Inventory is a Short-Term Asset because the company anticipates selling these 105 bicycles in one year or less. As above, with the purchase of the Long-Term Assets, the company does not want to pay for all of these bicycles with cash. It pays $10,000 in cash and agrees to pay the additional $3,000 to the seller at a later date from the sale. This $3,000 becomes an Accounts Payable of the business, and is shown in the Short-Term Liabilities section.

As we saw in last course , there are several different types of payables. The term Accounts Payable is reserved for the purchase of Inventory items that are going to be resold by the company

QUICK Tip : Keeping an Eye on Inventory: Having too little or too much Inventory in a small business will create problems for the company. Drawing up a budget is a critical part of the accounting process that will aid in the planning and control of the company’s expenditures and help the business owner to maintain control of all aspects of the business.

After this transaction, the Balance Sheet looks like the one in Figure 5:

balance accounting

Once again, the Balance Sheet stays in balance. Assets ($83,000) = Liabilities ($23,000) + Owner’s Equity ($60,000). You’ll note that the Balance Sheet in Figure 3.8 dated January 5, 2006, is quite different from the one dated December 31, 2006 in Figure 1. This demonstrates how the Balance Sheet can change, representing the company’s Assets, Liabilities, and Owner’s Equity at any given point in time.

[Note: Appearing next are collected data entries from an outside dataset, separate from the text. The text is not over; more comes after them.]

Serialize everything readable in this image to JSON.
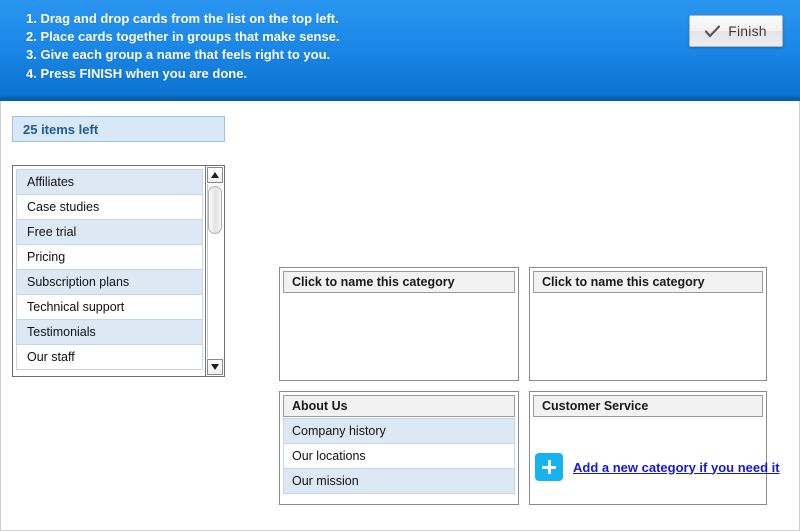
{
  "header": {
    "instructions": [
      "1. Drag and drop cards from the list on the top left.",
      "2. Place cards together in groups that make sense.",
      "3. Give each group a name that feels right to you.",
      "4. Press FINISH when you are done."
    ],
    "finish_label": "Finish",
    "finish_icon": "check-icon",
    "background_color": "#1c88e8"
  },
  "status": {
    "items_left_label": "25 items left",
    "items_left_count": 25,
    "badge_color": "#d8e8f6",
    "badge_text_color": "#1d5c96"
  },
  "card_list": {
    "items": [
      "Affiliates",
      "Case studies",
      "Free trial",
      "Pricing",
      "Subscription plans",
      "Technical support",
      "Testimonials",
      "Our staff"
    ],
    "scrollbar": {
      "up_icon": "triangle-up-icon",
      "down_icon": "triangle-down-icon"
    }
  },
  "categories": [
    {
      "title": "Click to name this category",
      "named": false,
      "cards": []
    },
    {
      "title": "Click to name this category",
      "named": false,
      "cards": []
    },
    {
      "title": "About Us",
      "named": true,
      "cards": [
        "Company history",
        "Our locations",
        "Our mission"
      ]
    },
    {
      "title": "Customer Service",
      "named": true,
      "cards": []
    }
  ],
  "add_category": {
    "icon": "plus-icon",
    "link_label": "Add a new category if you need it",
    "link_color": "#1515e0",
    "button_color": "#17b2f0"
  }
}
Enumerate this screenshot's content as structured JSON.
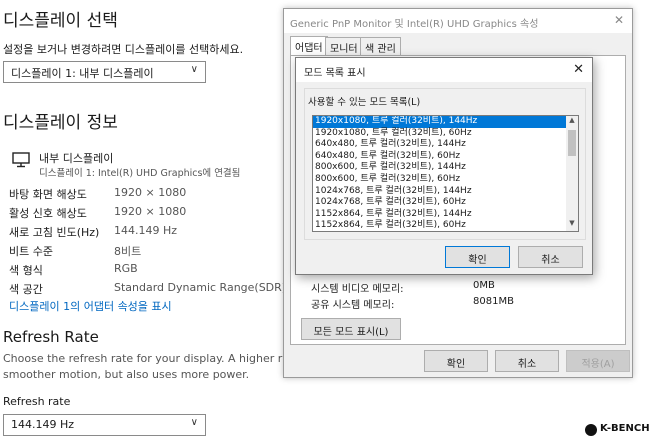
{
  "settings": {
    "display_select": {
      "heading": "디스플레이 선택",
      "instruction": "설정을 보거나 변경하려면 디스플레이를 선택하세요.",
      "dropdown_value": "디스플레이 1: 내부 디스플레이"
    },
    "display_info": {
      "heading": "디스플레이 정보",
      "monitor_name": "내부 디스플레이",
      "monitor_connection": "디스플레이 1: Intel(R) UHD Graphics에 연결됨",
      "rows": [
        {
          "label": "바탕 화면 해상도",
          "value": "1920 × 1080"
        },
        {
          "label": "활성 신호 해상도",
          "value": "1920 × 1080"
        },
        {
          "label": "새로 고침 빈도(Hz)",
          "value": "144.149 Hz"
        },
        {
          "label": "비트 수준",
          "value": "8비트"
        },
        {
          "label": "색 형식",
          "value": "RGB"
        },
        {
          "label": "색 공간",
          "value": "Standard Dynamic Range(SDR)"
        }
      ],
      "adapter_link": "디스플레이 1의 어댑터 속성을 표시"
    },
    "refresh": {
      "heading": "Refresh Rate",
      "description_line1": "Choose the refresh rate for your display. A higher rate provi",
      "description_line2": "smoother motion, but also uses more power.",
      "label": "Refresh rate",
      "dropdown_value": "144.149 Hz"
    }
  },
  "properties_window": {
    "title": "Generic PnP Monitor 및 Intel(R) UHD Graphics 속성",
    "tabs": [
      "어댑터",
      "모니터",
      "색 관리"
    ],
    "info_rows": [
      {
        "label": "시스템 비디오 메모리:",
        "value": "0MB"
      },
      {
        "label": "공유 시스템 메모리:",
        "value": "8081MB"
      }
    ],
    "list_all_modes_button": "모든 모드 표시(L)",
    "ok_button": "확인",
    "cancel_button": "취소",
    "apply_button": "적용(A)"
  },
  "mode_dialog": {
    "title": "모드 목록 표시",
    "group_label": "사용할 수 있는 모드 목록(L)",
    "modes": [
      "1920x1080, 트루 컬러(32비트), 144Hz",
      "1920x1080, 트루 컬러(32비트), 60Hz",
      "640x480, 트루 컬러(32비트), 144Hz",
      "640x480, 트루 컬러(32비트), 60Hz",
      "800x600, 트루 컬러(32비트), 144Hz",
      "800x600, 트루 컬러(32비트), 60Hz",
      "1024x768, 트루 컬러(32비트), 144Hz",
      "1024x768, 트루 컬러(32비트), 60Hz",
      "1152x864, 트루 컬러(32비트), 144Hz",
      "1152x864, 트루 컬러(32비트), 60Hz"
    ],
    "selected_index": 0,
    "ok_button": "확인",
    "cancel_button": "취소"
  },
  "watermark": {
    "text": "K-BENCH"
  },
  "colors": {
    "accent": "#0078d7",
    "link": "#0067c0"
  },
  "icons": [
    "monitor-icon",
    "chevron-down-icon",
    "close-icon",
    "scroll-up-icon",
    "scroll-down-icon"
  ]
}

Accounts Payable : A Short-Term Liability (debt) incurred from the purchase of Inventory.

Assets: Items of value that are owned by the company and are represented on the Balance Sheet. In order for an item to be shown on the Balance Sheet, it must meet three tests : 1) the company must control it or own it, 2) the item must have some value to the company, and 3) this value must be measurable. Assets are categorized as short-term or long-term items.

Balance Sheet : This financial statement is a listing of the Assets (items owned), Liabilities (items owed), and Owner’s Equity (what belongs to the owner(s)). The relationships between all these items are represented by the accounting equation.

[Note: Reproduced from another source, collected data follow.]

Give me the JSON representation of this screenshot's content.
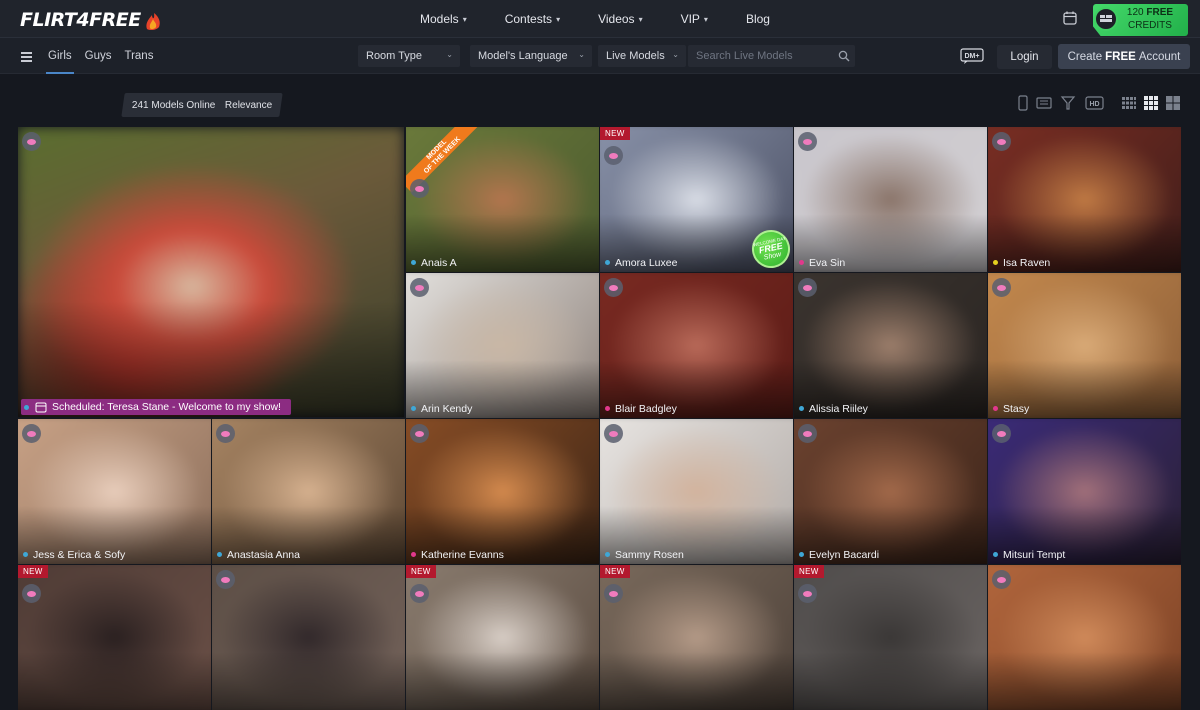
{
  "header": {
    "logo_text": "FLIRT4FREE",
    "nav": [
      {
        "label": "Models",
        "has_dropdown": true
      },
      {
        "label": "Contests",
        "has_dropdown": true
      },
      {
        "label": "Videos",
        "has_dropdown": true
      },
      {
        "label": "VIP",
        "has_dropdown": true
      },
      {
        "label": "Blog",
        "has_dropdown": false
      }
    ],
    "credits": {
      "amount": "120",
      "free": "FREE",
      "label": "CREDITS"
    }
  },
  "subbar": {
    "categories": [
      "Girls",
      "Guys",
      "Trans"
    ],
    "active_category": "Girls",
    "filters": {
      "room_type": "Room Type",
      "language": "Model's Language",
      "live": "Live Models"
    },
    "search_placeholder": "Search Live Models",
    "dm_label": "DM+",
    "login_label": "Login",
    "create_prefix": "Create",
    "create_bold": "FREE",
    "create_suffix": "Account"
  },
  "info": {
    "online": "241 Models Online",
    "sort": "Relevance"
  },
  "badges": {
    "new": "NEW",
    "motw_line1": "MODEL",
    "motw_line2": "OF THE WEEK",
    "welcome_line1": "WELCOME DAY",
    "welcome_line2": "FREE",
    "welcome_line3": "Show",
    "hd": "HD"
  },
  "featured": {
    "scheduled_text": "Scheduled: Teresa Stane - Welcome to my show!",
    "colors": [
      "#5a6e2f",
      "#c94a3a",
      "#d8b9a0",
      "#a8241f"
    ]
  },
  "status_colors": {
    "blue": "#3fa7d6",
    "pink": "#e2388c",
    "yellow": "#e6d11f"
  },
  "models": [
    {
      "name": "Anais A",
      "status": "blue",
      "new": false,
      "badge": "motw",
      "colors": [
        "#6b7a3b",
        "#b3754e",
        "#4b5a2e"
      ]
    },
    {
      "name": "Amora Luxee",
      "status": "blue",
      "new": true,
      "badge": "welcome",
      "colors": [
        "#8a93aa",
        "#d9dde6",
        "#4a4f63"
      ]
    },
    {
      "name": "Eva Sin",
      "status": "pink",
      "new": false,
      "badge": "",
      "colors": [
        "#c9c6cc",
        "#8a7469",
        "#d2cfd2"
      ]
    },
    {
      "name": "Isa Raven",
      "status": "yellow",
      "new": false,
      "badge": "",
      "colors": [
        "#7b2e23",
        "#c07a44",
        "#3f1d1a"
      ]
    },
    {
      "name": "Arin Kendy",
      "status": "blue",
      "new": false,
      "badge": "",
      "colors": [
        "#e5e3e0",
        "#c9b7a5",
        "#8b7f78"
      ]
    },
    {
      "name": "Blair Badgley",
      "status": "pink",
      "new": false,
      "badge": "",
      "colors": [
        "#7a2a22",
        "#b96a59",
        "#5a1b16"
      ]
    },
    {
      "name": "Alissia Riiley",
      "status": "blue",
      "new": false,
      "badge": "",
      "colors": [
        "#3b342f",
        "#9c7e6b",
        "#2a2522"
      ]
    },
    {
      "name": "Stasy",
      "status": "pink",
      "new": false,
      "badge": "",
      "colors": [
        "#c58a4e",
        "#d9aa77",
        "#8b5d37"
      ]
    },
    {
      "name": "Jess & Erica & Sofy",
      "status": "blue",
      "new": false,
      "badge": "",
      "colors": [
        "#caa387",
        "#e8cdbb",
        "#8a6d5a"
      ]
    },
    {
      "name": "Anastasia Anna",
      "status": "blue",
      "new": false,
      "badge": "",
      "colors": [
        "#a98664",
        "#d6b18f",
        "#5b4633"
      ]
    },
    {
      "name": "Katherine Evanns",
      "status": "pink",
      "new": false,
      "badge": "",
      "colors": [
        "#8a4e26",
        "#d48a4e",
        "#3b2415"
      ]
    },
    {
      "name": "Sammy Rosen",
      "status": "blue",
      "new": false,
      "badge": "",
      "colors": [
        "#e9e6e3",
        "#d2b39d",
        "#b0a9a5"
      ]
    },
    {
      "name": "Evelyn Bacardi",
      "status": "blue",
      "new": false,
      "badge": "",
      "colors": [
        "#6d4330",
        "#a2694a",
        "#3b2419"
      ]
    },
    {
      "name": "Mitsuri Tempt",
      "status": "blue",
      "new": false,
      "badge": "",
      "colors": [
        "#3b2b7a",
        "#a2707a",
        "#2a2033"
      ]
    },
    {
      "name": "",
      "status": "",
      "new": true,
      "badge": "",
      "colors": [
        "#4e3b35",
        "#2a2020",
        "#6b5047"
      ]
    },
    {
      "name": "",
      "status": "",
      "new": false,
      "badge": "",
      "colors": [
        "#5c4e45",
        "#31282a",
        "#73625a"
      ]
    },
    {
      "name": "",
      "status": "",
      "new": true,
      "badge": "",
      "colors": [
        "#8b7d70",
        "#d8cec6",
        "#5a4b40"
      ]
    },
    {
      "name": "",
      "status": "",
      "new": true,
      "badge": "",
      "colors": [
        "#7b6b5d",
        "#b49a87",
        "#4c4038"
      ]
    },
    {
      "name": "",
      "status": "",
      "new": true,
      "badge": "",
      "colors": [
        "#4e4b4a",
        "#3a3736",
        "#6b6563"
      ]
    },
    {
      "name": "",
      "status": "",
      "new": false,
      "badge": "",
      "colors": [
        "#b3673d",
        "#d08a5a",
        "#7a4125"
      ]
    }
  ]
}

Creditors: Those individuals or companies to which money or other Assets are owed; for example, the supplier from whom Sam purchased the bicycles and to whom she owes an additional $3,000 is a creditor of the company

Equity : See Owner’s Equity

Historical Cost: The amount paid for an item owned by the business (Assets), or the amount incurred in a debt on the date of the agreement to enter into the obligation (Liabilities). Even though over time the values of these Assets and/or Liabilities may change, they will always be shown on the Balance Sheet at their historical cost.

Intangible Assets: Those Assets that are of value to a business and meet all tests of being an Asset, but do not have tangible qualities; for example, trademarks and patents.

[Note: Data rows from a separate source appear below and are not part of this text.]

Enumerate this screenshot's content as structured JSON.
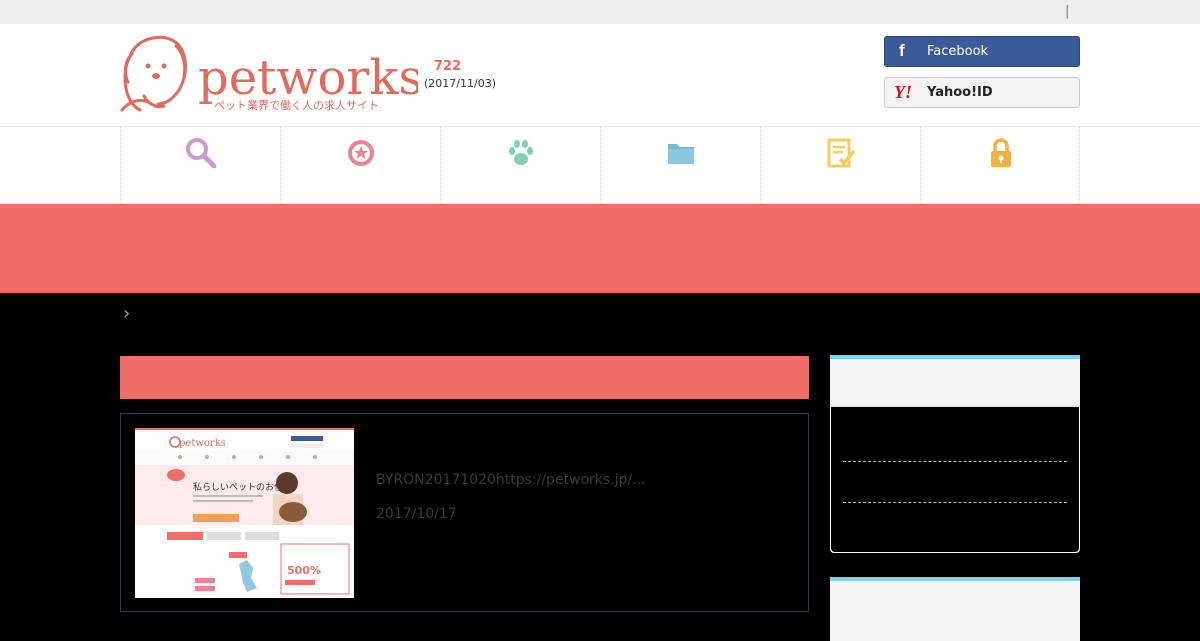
{
  "topbar": {
    "separator": "|"
  },
  "brand": {
    "name": "petworks",
    "tagline": "ペット業界で働く人の求人サイト",
    "count": "722",
    "date": "(2017/11/03)"
  },
  "login": {
    "facebook_label": "Facebook",
    "facebook_icon": "f",
    "yahoo_label": "Yahoo!ID",
    "yahoo_icon": "Y!"
  },
  "nav": {
    "items": [
      {
        "icon": "search-icon",
        "color": "#c99bd2"
      },
      {
        "icon": "badge-star-icon",
        "color": "#ec8193"
      },
      {
        "icon": "paw-icon",
        "color": "#7fcfb1"
      },
      {
        "icon": "folder-icon",
        "color": "#79b9d2"
      },
      {
        "icon": "checklist-icon",
        "color": "#f2cd5c"
      },
      {
        "icon": "lock-icon",
        "color": "#f5b13e"
      }
    ]
  },
  "breadcrumb": {
    "icon": "chevron-right-icon",
    "glyph": "›"
  },
  "article": {
    "title": "BYRON20171020https://petworks.jp/...",
    "date": "2017/10/17",
    "thumb": {
      "logo": "petworks",
      "headline": "私らしいペットのお仕事",
      "badge": "500%"
    }
  },
  "colors": {
    "accent": "#f06e6a",
    "sidebar_top": "#7dd3f7"
  }
}
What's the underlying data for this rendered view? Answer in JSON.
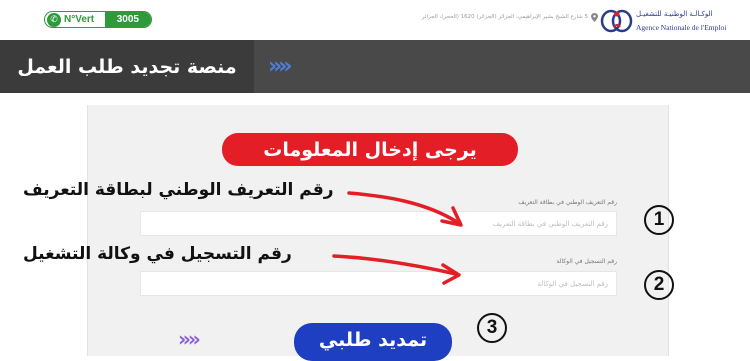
{
  "topbar": {
    "nvert_label": "N°Vert",
    "nvert_number": "3005",
    "address": "5 شارع الشيخ بشير الإبراهيمي، الجزائر (الجزائر) 1620 (الحجر)، الجزائر",
    "logo_ar": "الوكـالـة الوطنيـة للتشغيـل",
    "logo_fr": "Agence Nationale de l'Emploi"
  },
  "header": {
    "title": "منصة تجديد طلب العمل",
    "chevrons": "»»"
  },
  "form": {
    "heading": "يرجى إدخال المعلومات",
    "nin_label": "رقم التعريف الوطني في بطاقة التعريف",
    "nin_placeholder": "رقم التعريف الوطني في بطاقة التعريف",
    "agency_label": "رقم التسجيل في الوكالة",
    "agency_placeholder": "رقم التسجيل في الوكالة",
    "submit_label": "تمديد طلبي",
    "button_chevrons": "»»"
  },
  "annotations": {
    "nin_callout": "رقم التعريف الوطني لبطاقة التعريف",
    "agency_callout": "رقم التسجيل في وكالة التشغيل",
    "step1": "1",
    "step2": "2",
    "step3": "3"
  },
  "colors": {
    "header_bg": "#494949",
    "title_pill": "#e41e26",
    "submit_button": "#1f3fc2",
    "nvert_green": "#2e9a3b",
    "arrow_red": "#e41e26"
  }
}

Inventory: An Asset held by a business for the purpose of resale. In the case of Solana Beach Bicycle Company, Inventory is the bicycles that the company intends to sell.

Liabilities: Debts owed by a business. They can either be short-term or long-term depending upon when they become due. Short-Term Liabilities are to be paid within a year. Examples in the bicycle company are the Accounts Payable, and the current portion of the Mortgage Payable. LongTerm Liabilities extend beyond one year. An example in the bicycle company is the portion of the mortgage which is due to be paid beyond the current year.

Owner’s Equity : The difference between what is owned and what is owed; in a company, this amount belongs to the owners. The Owner’s Equity is made up of the original and additional investments by the owner, plus any profit that is retained in the business, minus any cash or other Assets that are withdrawn or distributed to the owner(s)

Retained Earnings : The amount of profit earned by the business since its inception, minus any money that is taken out or distributed to the owner(s). At Solana Beach, this is whatever the company earns in selling bikes, minus whatever Expenses are incurred; for example, electricity, gas for the truck, mortgage payments, salaries, etc.